Thanks to these recordings, we now know what our forbears listened to. But how did they come by their dance moves? By their knowledge of the rumba or, for that matter, the hora? Here, the historical record is not nearly as full as it could be: The dance history of American Jewry is still in its infancy. Yet clues abound. Some American Jews, I suspect, learned how to cut a rug by taking classes at the Arthur Murray Dance Studio, branches of which could be found in thousands of neighborhoods across the country. Others no doubt learned how to partner, how to dip and swirl and execute a neat turn or two, while on vacation in Miami Beach or up in the Catskills, where Tito Puente graced the grand ballroom of Grossinger’s hotel. For these American Jews, dancing the night away was central to their notion of leisure, as much a form of release as playing golf or lolling around the pool. What’s more, dancing the cha-cha or the rumba enlarged their sense of the world, making them feel awfully soigné. Their children, meanwhile, learned the ins and outs of square dancing or the intricacies of Israeli dancing while at summer camp, where classes in such things were built into the fabric of daily life as well as the stuff of evening entertainment. Back in the city, those American Jews lucky enough to live in New York during the 1950s and ’60s had the opportunity to take classes in and watch performances of Israeli folk dancing at the 92nd Street Y, where choreographer, performer and dance impresario Fred Berk held sway.

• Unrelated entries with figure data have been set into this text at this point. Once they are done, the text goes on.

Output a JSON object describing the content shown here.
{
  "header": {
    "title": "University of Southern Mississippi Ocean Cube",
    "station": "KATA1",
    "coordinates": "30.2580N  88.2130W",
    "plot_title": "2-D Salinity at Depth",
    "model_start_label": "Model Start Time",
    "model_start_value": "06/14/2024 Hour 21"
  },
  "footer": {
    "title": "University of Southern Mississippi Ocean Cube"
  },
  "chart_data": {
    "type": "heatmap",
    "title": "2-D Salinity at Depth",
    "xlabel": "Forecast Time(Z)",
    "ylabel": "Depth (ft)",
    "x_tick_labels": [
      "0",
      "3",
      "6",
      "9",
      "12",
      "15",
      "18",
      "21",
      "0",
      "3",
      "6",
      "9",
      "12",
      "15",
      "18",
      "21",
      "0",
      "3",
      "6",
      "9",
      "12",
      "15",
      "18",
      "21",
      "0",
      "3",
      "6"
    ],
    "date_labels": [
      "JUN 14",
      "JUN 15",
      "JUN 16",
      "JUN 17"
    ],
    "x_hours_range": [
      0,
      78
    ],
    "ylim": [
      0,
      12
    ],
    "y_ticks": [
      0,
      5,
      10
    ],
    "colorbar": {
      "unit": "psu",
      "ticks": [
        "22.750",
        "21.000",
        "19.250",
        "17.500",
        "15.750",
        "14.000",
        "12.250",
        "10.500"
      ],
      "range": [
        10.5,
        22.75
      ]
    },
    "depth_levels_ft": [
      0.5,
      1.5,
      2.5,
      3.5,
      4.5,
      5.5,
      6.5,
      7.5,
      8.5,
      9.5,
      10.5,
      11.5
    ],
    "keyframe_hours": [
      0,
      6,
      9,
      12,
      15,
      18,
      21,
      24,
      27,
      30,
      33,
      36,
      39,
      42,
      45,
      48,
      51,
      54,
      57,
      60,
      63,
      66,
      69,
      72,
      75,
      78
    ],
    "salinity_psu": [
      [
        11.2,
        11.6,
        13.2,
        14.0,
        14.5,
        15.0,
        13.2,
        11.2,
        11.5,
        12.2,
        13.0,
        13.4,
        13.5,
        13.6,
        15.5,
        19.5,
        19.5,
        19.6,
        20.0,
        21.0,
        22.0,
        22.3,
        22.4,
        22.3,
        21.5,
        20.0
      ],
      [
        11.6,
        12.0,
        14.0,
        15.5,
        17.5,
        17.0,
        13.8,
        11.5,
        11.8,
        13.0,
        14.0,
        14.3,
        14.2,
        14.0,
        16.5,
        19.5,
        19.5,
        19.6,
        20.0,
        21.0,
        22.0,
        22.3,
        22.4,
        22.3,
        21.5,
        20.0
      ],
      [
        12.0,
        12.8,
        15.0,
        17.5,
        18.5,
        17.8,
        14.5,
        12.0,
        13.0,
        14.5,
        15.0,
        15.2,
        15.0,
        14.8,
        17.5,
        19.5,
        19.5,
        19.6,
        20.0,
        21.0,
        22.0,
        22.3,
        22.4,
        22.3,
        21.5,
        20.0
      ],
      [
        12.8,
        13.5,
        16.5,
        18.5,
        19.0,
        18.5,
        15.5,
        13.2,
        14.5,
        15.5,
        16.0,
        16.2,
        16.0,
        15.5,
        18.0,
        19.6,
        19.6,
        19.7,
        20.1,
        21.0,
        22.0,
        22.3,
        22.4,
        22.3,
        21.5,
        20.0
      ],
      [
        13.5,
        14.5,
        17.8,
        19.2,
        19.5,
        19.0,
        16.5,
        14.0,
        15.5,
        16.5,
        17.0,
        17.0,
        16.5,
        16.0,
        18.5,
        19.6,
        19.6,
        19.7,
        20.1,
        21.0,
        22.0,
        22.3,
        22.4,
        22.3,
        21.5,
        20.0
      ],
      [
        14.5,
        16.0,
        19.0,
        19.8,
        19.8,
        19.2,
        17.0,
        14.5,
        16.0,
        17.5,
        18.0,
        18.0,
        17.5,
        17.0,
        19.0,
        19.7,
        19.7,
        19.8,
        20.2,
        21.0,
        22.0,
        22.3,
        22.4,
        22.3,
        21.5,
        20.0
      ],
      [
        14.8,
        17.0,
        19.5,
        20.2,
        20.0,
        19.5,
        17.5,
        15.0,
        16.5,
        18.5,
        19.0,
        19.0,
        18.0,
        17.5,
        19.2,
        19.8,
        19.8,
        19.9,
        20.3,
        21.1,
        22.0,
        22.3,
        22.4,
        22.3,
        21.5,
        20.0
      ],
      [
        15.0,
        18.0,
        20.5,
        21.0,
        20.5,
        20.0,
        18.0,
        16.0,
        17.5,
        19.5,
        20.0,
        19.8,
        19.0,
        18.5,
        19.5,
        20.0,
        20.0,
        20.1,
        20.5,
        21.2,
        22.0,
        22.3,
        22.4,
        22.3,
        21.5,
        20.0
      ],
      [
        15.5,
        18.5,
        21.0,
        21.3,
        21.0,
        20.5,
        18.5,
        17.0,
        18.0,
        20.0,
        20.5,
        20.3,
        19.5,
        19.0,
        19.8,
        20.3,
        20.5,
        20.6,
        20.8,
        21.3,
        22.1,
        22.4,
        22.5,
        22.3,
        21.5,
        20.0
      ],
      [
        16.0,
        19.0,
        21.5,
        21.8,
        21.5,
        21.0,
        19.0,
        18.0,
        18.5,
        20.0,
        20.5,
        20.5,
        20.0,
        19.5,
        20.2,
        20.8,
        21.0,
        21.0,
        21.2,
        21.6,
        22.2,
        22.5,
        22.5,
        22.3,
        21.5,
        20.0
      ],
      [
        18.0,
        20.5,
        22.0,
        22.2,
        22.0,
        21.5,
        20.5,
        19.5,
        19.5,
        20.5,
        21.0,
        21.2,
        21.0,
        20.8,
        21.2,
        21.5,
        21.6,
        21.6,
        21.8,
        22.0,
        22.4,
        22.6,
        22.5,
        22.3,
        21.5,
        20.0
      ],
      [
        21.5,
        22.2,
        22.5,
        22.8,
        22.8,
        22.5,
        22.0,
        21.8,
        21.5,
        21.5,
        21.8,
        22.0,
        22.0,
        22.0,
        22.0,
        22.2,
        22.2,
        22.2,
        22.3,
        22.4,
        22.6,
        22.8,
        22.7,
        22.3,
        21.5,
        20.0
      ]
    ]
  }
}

The appeal of Israeli folk dancing was not limited to The Big Apple or, for that matter, to American Jews. During postwar America, a time when folk dancing per se was at the peak of its popularity, Israeli dance festivals, contests and workshops attracted a diverse audience, from Mormons in the West who, as members of the Yoval Dancers, toured Israel in the early 1960s, to participants in Asheville, N.C.’s annual Mountain Dance and Folk Festival. Amid the Blue Ridge Mountains, as the Asheville Citizen reported in 1962, “there was a meeting of cultures…. Fastbeat mountain clog dancers came to see for the first time the Israeli circle folk dance, ‘Ma Navu,’ with its faint overtones of the Orient.” As the forthcoming doctoral thesis of Emily Katz, a graduate student at the Jewish Theological Seminary, makes vividly clear, there was a lot at stake in the sweeping arc of the hora and similar dances. By linking arms, forming a circle and learning the steps, Americans did more than add a new vocabulary to their repertoire of movements. They affirmed the excitement and embraced the promise that was the nascent State of Israel.